At about 6 am on June 18, I glanced up at the TV screens above my head at the gym.

While trying to catch my breath on the treadmill, I read that nine people had been fatally shot inside a church in Charleston, South Carolina.

When they showed pictures of the suspect, and began to classify the shooting as a hate crime, my skin cringed at the thought of another innocent life lost at the mercy of a violent hand.

My father used to tell me stories about growing up in rural Louisiana in the early 60s, when the US first integrated the school systems.

White mothers and fathers would barge straight into school classrooms, grab their children out of the chairs and yell things like, “My child isn’t going to school with these n******.”

I thought about what it might have felt like to be a 10-year-old child, sitting in one of those classrooms, hearing these people say these things about you.

I thought about what it felt like to be that young and have people hate you so much. And, after last week, almost five decades later, I’m reminded not much has changed.

Hate is everywhere. Just like the walls between social status, the boundaries between social class, the intruding government regulations and all the other things that try to separate this country into too many parts.

But these past few years alone, this country has been disgustingly infested with hate crimes where stories and cases seem to repeat themselves faster than they get solved.

I could sit here and name a list of events and crimes that would last an eternity, but it’s beside the point. We can choose to talk about the problem all day long.

Talking about the problem does not make the problem go away. Rioting, looting and setting things on fire doesn’t help the problem, either.

The solution to the problem starts on the inside. The solution starts in the communities, in public schooling, in your own backyard.

The solution starts with acting to prevent a situation, rather than reacting to something that’s already happened because, by then, it’s too late.

Nine fatalities in a shooting is nine fatalities too many, and my heart goes out to those families and the lives lost.

And just like with the violent uproar over recent police killings, a lot of people’s first instinct is to get angry.

Many people's first reaction is to yell, blow things up, riot and loot.
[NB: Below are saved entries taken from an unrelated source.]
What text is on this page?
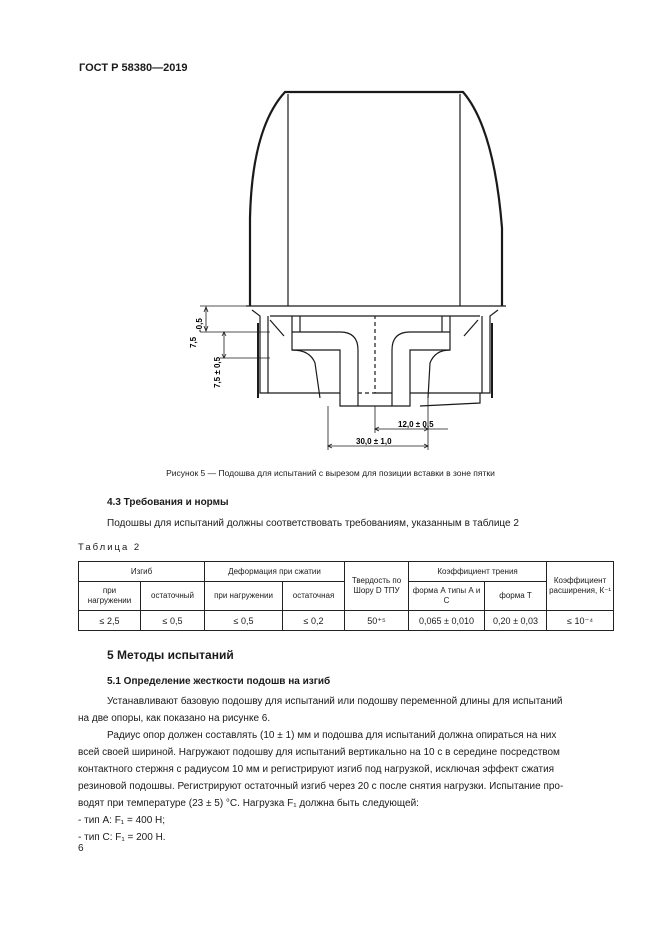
ГОСТ Р 58380—2019
7,5
-0,5
7,5 ± 0,5
12,0 ± 0,5
30,0 ± 1,0
Рисунок 5 — Подошва для испытаний с вырезом для позиции вставки в зоне пятки
4.3 Требования и нормы
Подошвы для испытаний должны соответствовать требованиям, указанным в таблице 2
Таблица 2
Изгиб		Деформация при сжатии		Твердость по Шору D ТПУ	Коэффициент трения		Коэффициент расширения, К⁻¹
при нагружении	остаточный	при нагружении	остаточная		форма А типы А и С	форма Т	
≤ 2,5	≤ 0,5	≤ 0,5	≤ 0,2	50⁺⁵	0,065 ± 0,010	0,20 ± 0,03	≤ 10⁻⁴
5 Методы испытаний
5.1 Определение жесткости подошв на изгиб
Устанавливают базовую подошву для испытаний или подошву переменной длины для испытаний
на две опоры, как показано на рисунке 6.
Радиус опор должен составлять (10 ± 1) мм и подошва для испытаний должна опираться на них
всей своей шириной. Нагружают подошву для испытаний вертикально на 10 с в середине посредством
контактного стержня с радиусом 10 мм и регистрируют изгиб под нагрузкой, исключая эффект сжатия
резиновой подошвы. Регистрируют остаточный изгиб через 20 с после снятия нагрузки. Испытание про-
водят при температуре (23 ± 5) °С. Нагрузка F₁ должна быть следующей:
- тип А: F₁ = 400 Н;
- тип С: F₁ = 200 Н.
6
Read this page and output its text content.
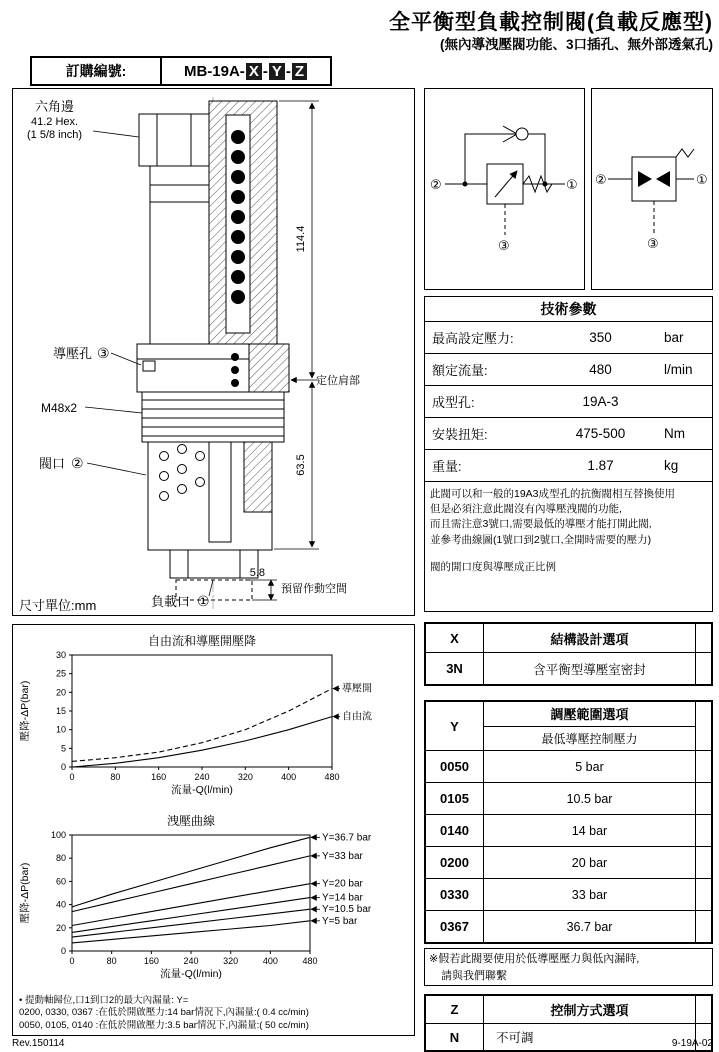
全平衡型負載控制閥(負載反應型)
(無內導洩壓閥功能、3口插孔、無外部透氣孔)
訂購編號:	MB-19A- X - Y - Z
六角邊
41.2 Hex.
(1 5/8 inch)
導壓孔 ③
M48x2
閥口 ②
負載口 ①
定位肩部
5.8
預留作動空間
尺寸單位:mm
114.4
63.5
②	①
③
②	①
③
技術參數
最高設定壓力:	350	bar
額定流量:	480	l/min
成型孔:	19A-3
安裝扭矩:	475-500	Nm
重量:	1.87	kg
此閥可以和一般的19A3成型孔的抗衡閥相互替換使用
但是必須注意此閥沒有內導壓洩閥的功能,
而且需注意3號口,需要最低的導壓才能打開此閥,
並參考曲線圖(1號口到2號口,全開時需要的壓力)
閥的開口度與導壓成正比例
自由流和導壓開壓降
0	80	160	240	320	400	480
0
5
10
15
20
25
30
流量-Q(l/min)
壓降-ΔP(bar)	導壓開
自由流
洩壓曲線
0	80	160	240	320	400	480
0
20
40
60
80
100
流量-Q(l/min)
壓降-ΔP(bar)
Y=36.7 bar
Y=33 bar
Y=20 bar
Y=14 bar
Y=10.5 bar
Y=5 bar
• 提動軸歸位,口1到口2的最大內漏量: Y=
0200, 0330, 0367 :在低於開啟壓力:14 bar情況下,內漏量:( 0.4 cc/min)
0050, 0105, 0140 :在低於開啟壓力:3.5 bar情況下,內漏量:( 50 cc/min)
X	結構設計選項
3N	含平衡型導壓室密封
Y
調壓範圍選項
最低導壓控制壓力
0050	5 bar
0105	10.5 bar
0140	14 bar
0200	20 bar
0330	33 bar
0367	36.7 bar
※假若此閥要使用於低導壓壓力與低內漏時,
請與我們聯繫
Z	控制方式選項
N	不可調
Rev.150114	9-19A-02
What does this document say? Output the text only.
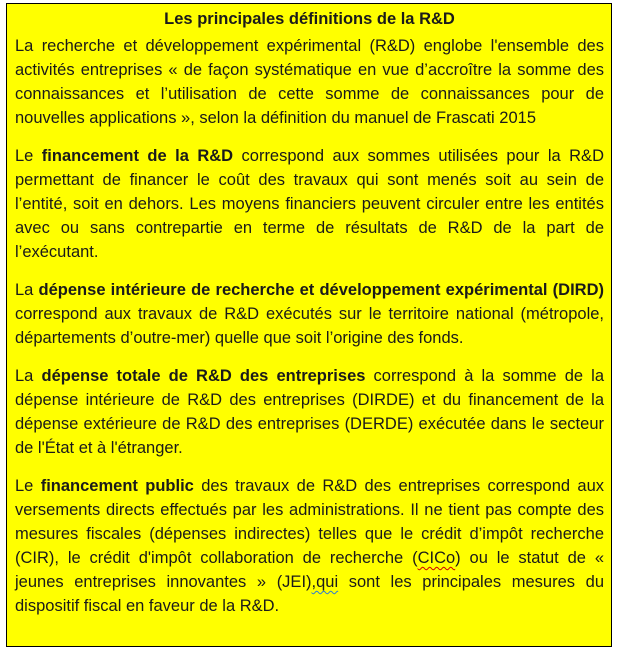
Les principales définitions de la R&D

La recherche et développement expérimental (R&D) englobe l'ensemble des activités entreprises « de façon systématique en vue d’accroître la somme des connaissances et l’utilisation de cette somme de connaissances pour de nouvelles applications », selon la définition du manuel de Frascati 2015

Le financement de la R&D correspond aux sommes utilisées pour la R&D permettant de financer le coût des travaux qui sont menés soit au sein de l’entité, soit en dehors. Les moyens financiers peuvent circuler entre les entités avec ou sans contrepartie en terme de résultats de R&D de la part de l’exécutant.

La dépense intérieure de recherche et développement expérimental (DIRD) correspond aux travaux de R&D exécutés sur le territoire national (métropole, départements d’outre-mer) quelle que soit l’origine des fonds.

La dépense totale de R&D des entreprises correspond à la somme de la dépense intérieure de R&D des entreprises (DIRDE) et du financement de la dépense extérieure de R&D des entreprises (DERDE) exécutée dans le secteur de l'État et à l'étranger.

Le financement public des travaux de R&D des entreprises correspond aux versements directs effectués par les administrations. Il ne tient pas compte des mesures fiscales (dépenses indirectes) telles que le crédit d’impôt recherche (CIR), le crédit d'impôt collaboration de recherche (CICo) ou le statut de « jeunes entreprises innovantes » (JEI),qui sont les principales mesures du dispositif fiscal en faveur de la R&D.
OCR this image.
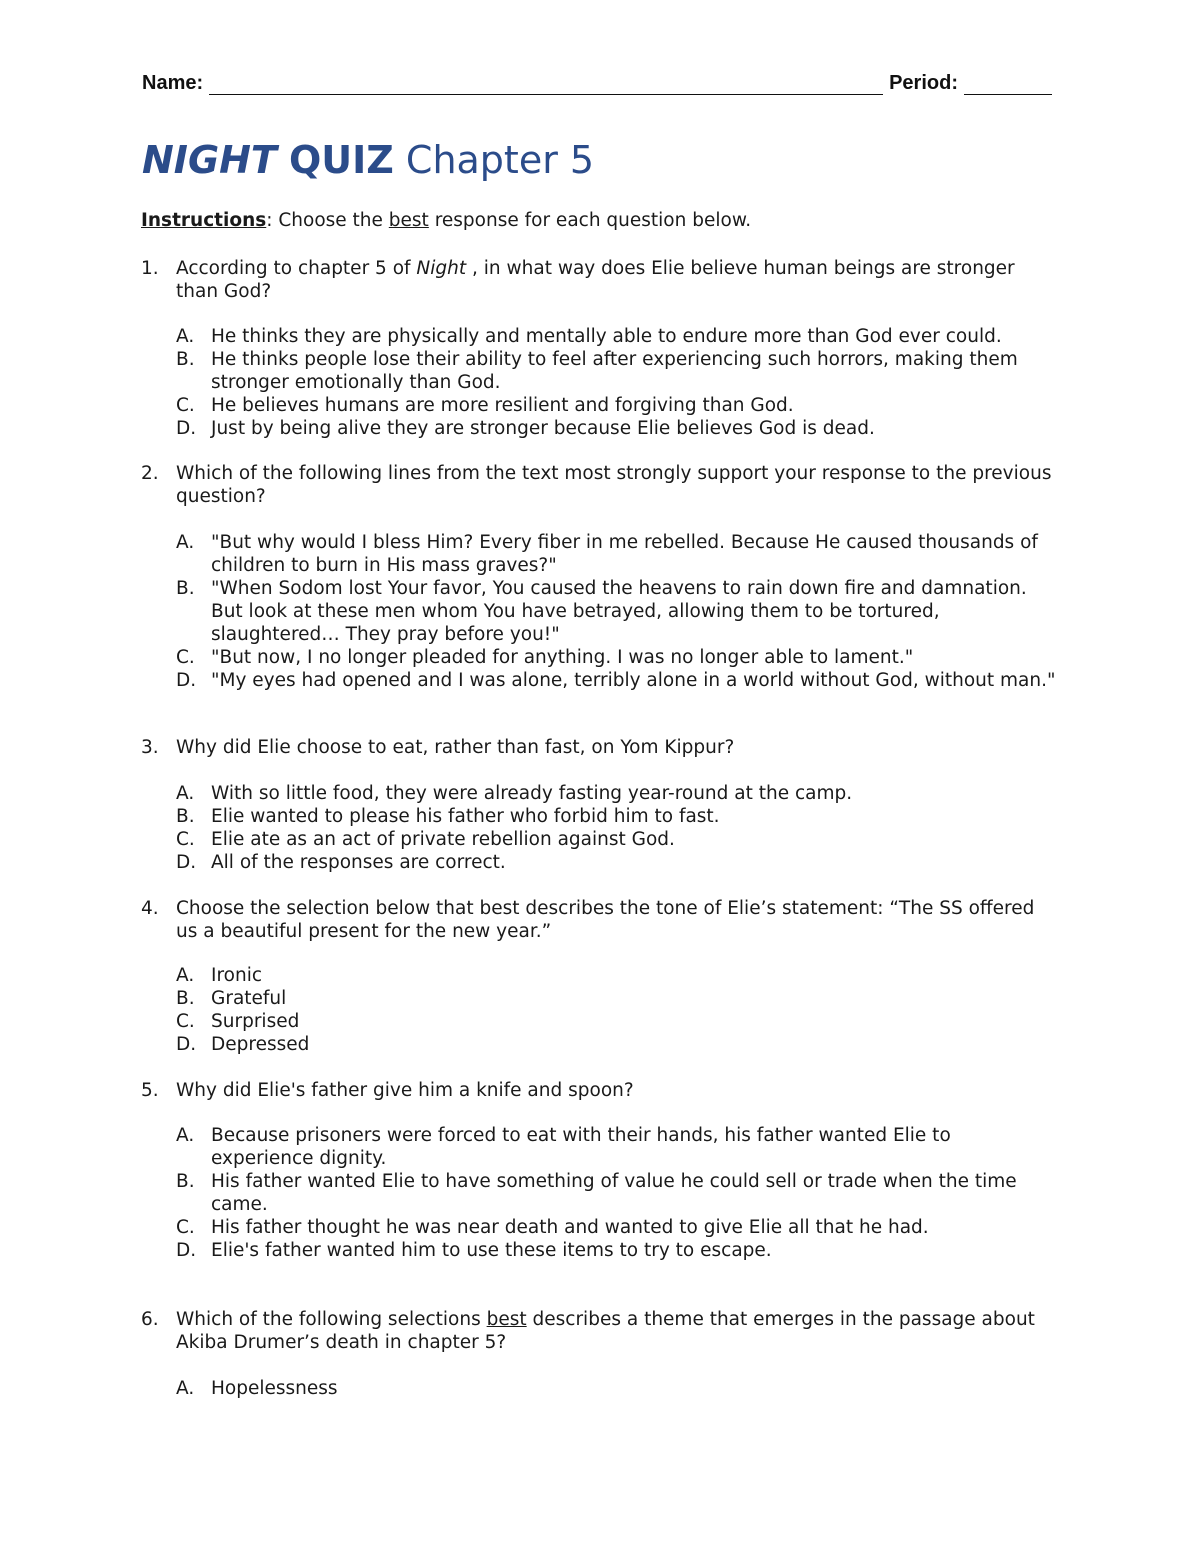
Name:	Period:
NIGHT QUIZ Chapter 5
Instructions: Choose the best response for each question below.
1. According to chapter 5 of Night , in what way does Elie believe human beings are stronger than God?
A. He thinks they are physically and mentally able to endure more than God ever could.
B. He thinks people lose their ability to feel after experiencing such horrors, making them stronger emotionally than God.
C. He believes humans are more resilient and forgiving than God.
D. Just by being alive they are stronger because Elie believes God is dead.
2. Which of the following lines from the text most strongly support your response to the previous question?
A. "But why would I bless Him? Every fiber in me rebelled. Because He caused thousands of children to burn in His mass graves?"
B. "When Sodom lost Your favor, You caused the heavens to rain down fire and damnation. But look at these men whom You have betrayed, allowing them to be tortured, slaughtered… They pray before you!"
C. "But now, I no longer pleaded for anything. I was no longer able to lament."
D. "My eyes had opened and I was alone, terribly alone in a world without God, without man."
3. Why did Elie choose to eat, rather than fast, on Yom Kippur?
A. With so little food, they were already fasting year-round at the camp.
B. Elie wanted to please his father who forbid him to fast.
C. Elie ate as an act of private rebellion against God.
D. All of the responses are correct.
4. Choose the selection below that best describes the tone of Elie’s statement: “The SS offered us a beautiful present for the new year.”
A. Ironic
B. Grateful
C. Surprised
D. Depressed
5. Why did Elie's father give him a knife and spoon?
A. Because prisoners were forced to eat with their hands, his father wanted Elie to experience dignity.
B. His father wanted Elie to have something of value he could sell or trade when the time came.
C. His father thought he was near death and wanted to give Elie all that he had.
D. Elie's father wanted him to use these items to try to escape.
6. Which of the following selections best describes a theme that emerges in the passage about Akiba Drumer’s death in chapter 5?
A. Hopelessness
But, those things aren’t effective.

The way to drive out hate is not by reciprocating the same hate cast upon us by way of ignorant people doing ignorant things.

When you respond with hate, you multiply the main factor, further perpetuating the problem.

I was disappointed beyond measure to turn on the television set and see the rioting and looting in Ferguson, Missouri after the death of Michael Brown.

I was livid when I saw pictures and footage from the Baltimore riots following the death of Freddie Grey in April of this year.

I understood these people were angry. I understood the severity of the situation, but I was mostly disheartened by the fact these people were turning over the very stone cast against them and throwing it right back at the problem, feeding fire with fire.

And now that things have calmed down, I look up and notice these reactions didn’t do anything to solve the problem from a foundational standpoint.

Until we learn to lead by example and treat one another the same, regardless of race, class, gender, religion or sexual orientation, we will be going nowhere, fast.

This past October marked 20 years since my father has been in business for himself.

He took bold initiatives to make a better life for himself outside of the situation he was in.

But, he didn’t do it by hating the people who hated him, or using violence to destroy the areas and things he resented.

Those parents who charged into those classrooms some 40 years ago probably have no idea who my father is or what he has done with his life.

But, by way of silent protest, a lot of courage and some startling conviction, he’s gotten his revenge.

I think this generation alone has so much power to change the way things are. We have more technology and knowledge at our fingertips than we even know how to handle.

Hating one another just takes away from all of the progress we could be making in a forward direction.

Humans were meant and made to coexist, and if we can’t do that, then why are we here?